BBC News Brasil - Esse anúncio gera curiosidade sobre seu futuro político. Como se vê depois dessa gestão? Pensa em se candidatar a cargos públicos?
Damares Alves - Pelo amor de Deus, não. É muito trabalho. Quando acabar o meu período, tudo o que quero é uma rede na praia deitada apenas lendo as boas notícias do Brasil. Com certeza, nenhuma pretensão política. Não dá nem para pensar nisso agora. Não tenho nenhum interesse político, nenhum interesse em cargo eletivo.
BBC News Brasil - Dá para dizer que nunca vai se candidatar?
Damares Alves - Hoje eu digo nunca. Nunca, nunca, nunca, nunca. Não quero passar pela urna. Falo inclusive que a urna é muito cruel. Eu quero morrer feliz acreditando que as pessoas gostam de mim. Já pensou se você vai para a urna e descobre que as pessoas não acreditam e gostam de você? Então deixa eu morrer acreditando. Urna, jamais. Cargo eletivo, jamais.

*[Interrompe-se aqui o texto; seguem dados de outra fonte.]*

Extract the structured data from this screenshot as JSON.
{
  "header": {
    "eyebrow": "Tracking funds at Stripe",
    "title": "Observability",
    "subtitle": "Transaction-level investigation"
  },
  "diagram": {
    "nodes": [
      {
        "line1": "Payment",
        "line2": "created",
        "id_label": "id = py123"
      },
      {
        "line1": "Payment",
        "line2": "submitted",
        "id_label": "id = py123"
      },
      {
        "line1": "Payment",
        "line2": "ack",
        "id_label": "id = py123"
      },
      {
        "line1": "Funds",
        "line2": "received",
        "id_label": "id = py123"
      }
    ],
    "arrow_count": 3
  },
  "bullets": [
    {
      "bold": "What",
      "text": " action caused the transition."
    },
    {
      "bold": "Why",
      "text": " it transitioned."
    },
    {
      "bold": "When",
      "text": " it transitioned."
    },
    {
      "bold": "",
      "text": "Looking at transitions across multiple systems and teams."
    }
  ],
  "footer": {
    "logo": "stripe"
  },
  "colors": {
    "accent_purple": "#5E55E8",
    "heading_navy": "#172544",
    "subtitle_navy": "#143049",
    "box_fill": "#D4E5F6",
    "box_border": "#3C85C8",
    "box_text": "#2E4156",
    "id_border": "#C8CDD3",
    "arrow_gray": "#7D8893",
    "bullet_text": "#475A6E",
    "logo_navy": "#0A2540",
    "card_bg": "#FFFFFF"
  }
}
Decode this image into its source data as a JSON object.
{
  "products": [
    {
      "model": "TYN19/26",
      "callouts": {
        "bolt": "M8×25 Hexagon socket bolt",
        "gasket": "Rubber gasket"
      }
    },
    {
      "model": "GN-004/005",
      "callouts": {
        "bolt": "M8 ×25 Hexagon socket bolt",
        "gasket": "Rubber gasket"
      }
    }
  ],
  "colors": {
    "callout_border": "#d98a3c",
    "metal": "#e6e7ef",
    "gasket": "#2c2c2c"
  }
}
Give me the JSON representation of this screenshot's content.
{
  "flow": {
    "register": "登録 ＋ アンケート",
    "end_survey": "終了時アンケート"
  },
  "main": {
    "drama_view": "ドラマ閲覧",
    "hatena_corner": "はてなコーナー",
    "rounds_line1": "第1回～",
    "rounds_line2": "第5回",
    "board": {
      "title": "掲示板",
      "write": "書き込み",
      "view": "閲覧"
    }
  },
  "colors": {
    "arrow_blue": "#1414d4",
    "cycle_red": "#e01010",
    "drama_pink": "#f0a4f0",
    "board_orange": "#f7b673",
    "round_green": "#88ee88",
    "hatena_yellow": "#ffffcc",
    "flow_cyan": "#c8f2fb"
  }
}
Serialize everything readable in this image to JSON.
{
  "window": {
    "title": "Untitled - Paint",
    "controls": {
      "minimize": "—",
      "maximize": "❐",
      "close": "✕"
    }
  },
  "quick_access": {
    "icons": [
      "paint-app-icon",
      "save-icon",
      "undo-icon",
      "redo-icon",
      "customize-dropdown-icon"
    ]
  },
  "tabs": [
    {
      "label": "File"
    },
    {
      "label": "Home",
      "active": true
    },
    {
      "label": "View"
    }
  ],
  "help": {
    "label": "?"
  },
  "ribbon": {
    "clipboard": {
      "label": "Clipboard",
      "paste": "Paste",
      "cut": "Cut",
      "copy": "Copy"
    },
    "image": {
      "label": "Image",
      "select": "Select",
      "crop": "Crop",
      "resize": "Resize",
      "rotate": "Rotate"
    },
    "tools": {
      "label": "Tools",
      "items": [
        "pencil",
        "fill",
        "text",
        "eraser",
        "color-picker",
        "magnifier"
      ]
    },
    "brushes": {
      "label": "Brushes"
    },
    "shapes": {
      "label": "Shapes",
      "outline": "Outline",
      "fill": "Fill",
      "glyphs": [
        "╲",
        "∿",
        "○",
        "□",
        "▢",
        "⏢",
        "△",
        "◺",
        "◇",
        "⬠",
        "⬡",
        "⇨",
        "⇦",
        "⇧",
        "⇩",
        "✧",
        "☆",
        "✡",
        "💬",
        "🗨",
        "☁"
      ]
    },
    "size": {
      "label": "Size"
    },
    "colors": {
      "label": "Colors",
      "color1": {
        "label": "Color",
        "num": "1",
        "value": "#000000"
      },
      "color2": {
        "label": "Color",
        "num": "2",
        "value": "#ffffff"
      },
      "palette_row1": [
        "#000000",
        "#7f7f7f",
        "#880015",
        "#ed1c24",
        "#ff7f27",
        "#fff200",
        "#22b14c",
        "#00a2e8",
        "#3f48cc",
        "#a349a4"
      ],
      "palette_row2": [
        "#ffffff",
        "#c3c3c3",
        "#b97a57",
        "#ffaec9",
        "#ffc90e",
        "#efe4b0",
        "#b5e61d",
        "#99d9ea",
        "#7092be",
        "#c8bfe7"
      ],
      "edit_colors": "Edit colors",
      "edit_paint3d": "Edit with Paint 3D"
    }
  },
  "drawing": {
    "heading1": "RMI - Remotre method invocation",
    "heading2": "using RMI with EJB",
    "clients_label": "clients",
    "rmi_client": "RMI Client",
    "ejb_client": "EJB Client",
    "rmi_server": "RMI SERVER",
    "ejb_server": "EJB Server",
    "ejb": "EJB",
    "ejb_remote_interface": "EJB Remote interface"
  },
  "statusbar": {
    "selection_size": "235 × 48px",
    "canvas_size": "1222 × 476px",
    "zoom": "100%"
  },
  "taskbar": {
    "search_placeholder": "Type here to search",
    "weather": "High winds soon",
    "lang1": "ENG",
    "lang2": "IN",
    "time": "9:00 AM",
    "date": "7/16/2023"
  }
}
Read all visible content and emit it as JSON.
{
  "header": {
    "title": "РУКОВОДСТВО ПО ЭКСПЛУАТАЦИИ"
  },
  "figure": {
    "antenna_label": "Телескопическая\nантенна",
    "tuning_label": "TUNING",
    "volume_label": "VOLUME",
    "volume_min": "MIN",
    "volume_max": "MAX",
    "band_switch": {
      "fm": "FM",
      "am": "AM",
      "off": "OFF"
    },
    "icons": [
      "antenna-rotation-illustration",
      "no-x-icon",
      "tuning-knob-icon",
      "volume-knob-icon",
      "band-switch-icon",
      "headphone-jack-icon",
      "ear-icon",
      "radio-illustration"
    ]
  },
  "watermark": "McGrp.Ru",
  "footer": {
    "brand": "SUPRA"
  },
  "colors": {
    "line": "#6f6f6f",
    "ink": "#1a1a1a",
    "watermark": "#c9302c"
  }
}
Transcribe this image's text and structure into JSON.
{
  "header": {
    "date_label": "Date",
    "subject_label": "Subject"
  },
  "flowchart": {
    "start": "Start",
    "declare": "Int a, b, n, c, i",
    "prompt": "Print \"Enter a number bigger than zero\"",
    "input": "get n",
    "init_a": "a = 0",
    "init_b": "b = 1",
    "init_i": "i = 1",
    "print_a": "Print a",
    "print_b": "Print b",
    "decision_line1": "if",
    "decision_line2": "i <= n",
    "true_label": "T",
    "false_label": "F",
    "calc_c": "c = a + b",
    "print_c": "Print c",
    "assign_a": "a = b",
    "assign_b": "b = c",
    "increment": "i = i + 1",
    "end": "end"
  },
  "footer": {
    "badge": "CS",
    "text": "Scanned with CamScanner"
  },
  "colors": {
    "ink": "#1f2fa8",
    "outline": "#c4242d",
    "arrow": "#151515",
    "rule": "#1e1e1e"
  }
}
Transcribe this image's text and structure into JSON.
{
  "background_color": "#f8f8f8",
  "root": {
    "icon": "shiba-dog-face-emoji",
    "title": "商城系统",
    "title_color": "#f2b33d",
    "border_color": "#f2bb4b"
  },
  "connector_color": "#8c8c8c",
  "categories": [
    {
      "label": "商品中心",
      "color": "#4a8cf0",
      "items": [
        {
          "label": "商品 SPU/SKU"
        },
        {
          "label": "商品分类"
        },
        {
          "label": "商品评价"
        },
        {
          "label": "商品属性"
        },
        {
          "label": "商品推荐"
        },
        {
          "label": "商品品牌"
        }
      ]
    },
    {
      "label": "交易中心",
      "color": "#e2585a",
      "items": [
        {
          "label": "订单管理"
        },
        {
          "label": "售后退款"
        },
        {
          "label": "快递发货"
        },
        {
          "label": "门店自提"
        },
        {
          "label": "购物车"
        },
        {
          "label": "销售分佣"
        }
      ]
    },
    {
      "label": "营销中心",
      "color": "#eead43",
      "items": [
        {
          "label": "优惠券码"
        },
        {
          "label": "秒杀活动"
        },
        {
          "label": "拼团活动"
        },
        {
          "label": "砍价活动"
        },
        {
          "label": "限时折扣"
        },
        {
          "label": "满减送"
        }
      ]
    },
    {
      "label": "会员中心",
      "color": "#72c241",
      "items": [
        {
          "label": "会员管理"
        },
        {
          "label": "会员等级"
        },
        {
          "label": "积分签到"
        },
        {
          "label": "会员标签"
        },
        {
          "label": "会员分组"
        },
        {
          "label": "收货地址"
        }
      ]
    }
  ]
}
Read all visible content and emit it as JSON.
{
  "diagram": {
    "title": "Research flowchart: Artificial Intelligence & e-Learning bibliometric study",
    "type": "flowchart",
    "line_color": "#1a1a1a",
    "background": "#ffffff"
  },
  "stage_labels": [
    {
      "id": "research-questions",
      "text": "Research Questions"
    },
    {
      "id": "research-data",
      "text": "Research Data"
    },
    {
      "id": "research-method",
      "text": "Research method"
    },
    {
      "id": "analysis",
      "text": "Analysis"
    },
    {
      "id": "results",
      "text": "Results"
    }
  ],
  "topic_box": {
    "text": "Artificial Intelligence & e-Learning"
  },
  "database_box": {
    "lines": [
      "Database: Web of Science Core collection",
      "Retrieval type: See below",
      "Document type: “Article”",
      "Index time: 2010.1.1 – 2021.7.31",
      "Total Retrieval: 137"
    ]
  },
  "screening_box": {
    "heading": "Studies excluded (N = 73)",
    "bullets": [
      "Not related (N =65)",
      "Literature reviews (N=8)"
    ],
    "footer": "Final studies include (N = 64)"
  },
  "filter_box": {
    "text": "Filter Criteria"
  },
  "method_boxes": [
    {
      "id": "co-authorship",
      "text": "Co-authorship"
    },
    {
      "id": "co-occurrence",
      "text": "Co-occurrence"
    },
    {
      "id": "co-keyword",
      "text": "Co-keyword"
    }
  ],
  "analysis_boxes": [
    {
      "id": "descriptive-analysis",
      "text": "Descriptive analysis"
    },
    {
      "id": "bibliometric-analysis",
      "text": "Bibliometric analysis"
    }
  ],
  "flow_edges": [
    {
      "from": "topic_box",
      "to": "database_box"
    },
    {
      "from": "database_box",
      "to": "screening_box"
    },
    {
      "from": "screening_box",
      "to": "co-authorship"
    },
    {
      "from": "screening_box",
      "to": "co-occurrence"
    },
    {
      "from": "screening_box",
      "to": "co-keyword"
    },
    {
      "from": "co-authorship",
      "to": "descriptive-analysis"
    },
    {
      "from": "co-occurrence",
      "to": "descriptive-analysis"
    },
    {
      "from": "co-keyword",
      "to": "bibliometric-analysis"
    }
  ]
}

BBC News Brasil - A senhora disse que todo mundo está falando sobre direitos humanos no Brasil. Pergunta simples: direitos humanos são para humanos direitos?
Damares Alves - Olha, direitos humanos são para todos. Para todos. O que está acontecendo hoje no Brasil é que estamos falando dos direitos humanos que são indissociáveis, interligados e interdependentes. Nós universalizamos os direitos humanos e o discurso. Estamos indo para a origem, a fonte, que é a Declaração (Universal dos Direitos Humanos) e conversando com o Brasil. Proteger mulher é direitos humanos? É. Proteger criança é direitos humanos? É. E os idosos? Então, nós começamos a falar para o Brasil o que é de verdade direitos humanos.
Por um período, as lutas ficaram muito segmentadas. As pessoas achavam que direitos humanos eram só as minorias ou a população carcerária. A gente está falando com todo mundo: gente, alimentação, acesso a educação é direitos humanos.
BBC News Brasil - Pergunto porque boa parte dos apoiadores do governo e do presidente têm esse discurso, inclusive os filhos e o próprio presidente, que dizem que direitos humanos são "coisa para bandido".
Damares Alves - Eu entendo que o que eles querem dizer é que foi segmentada a luta dos direitos humanos no Brasil, ao ponto em que pessoas se perguntavam se há necessidade de um ministério de direitos humanos no Brasil. Porque houve uma segmentação. Os grupos que se apresentavam defensores de direitos humanos...
BBC News Brasil - Quais grupos?
Damares Alves - Mais os grupos de esquerda. Apresentavam aí a bandeira LGBT, minorias e população carcerária. Por exemplo, a gente nunca viu lá atrás movimentos indo à rua defender saneamento básico à luz dos direitos humanos. Nunca ouviu grupos falando que corrupção é violação de direitos humanos. O que eles queriam dizer lá atrás era: 'vamos falar que direitos humanos são para todos'. E é exatamente o estavam querendo dizer e o que estamos tentando fazer, essa conversa.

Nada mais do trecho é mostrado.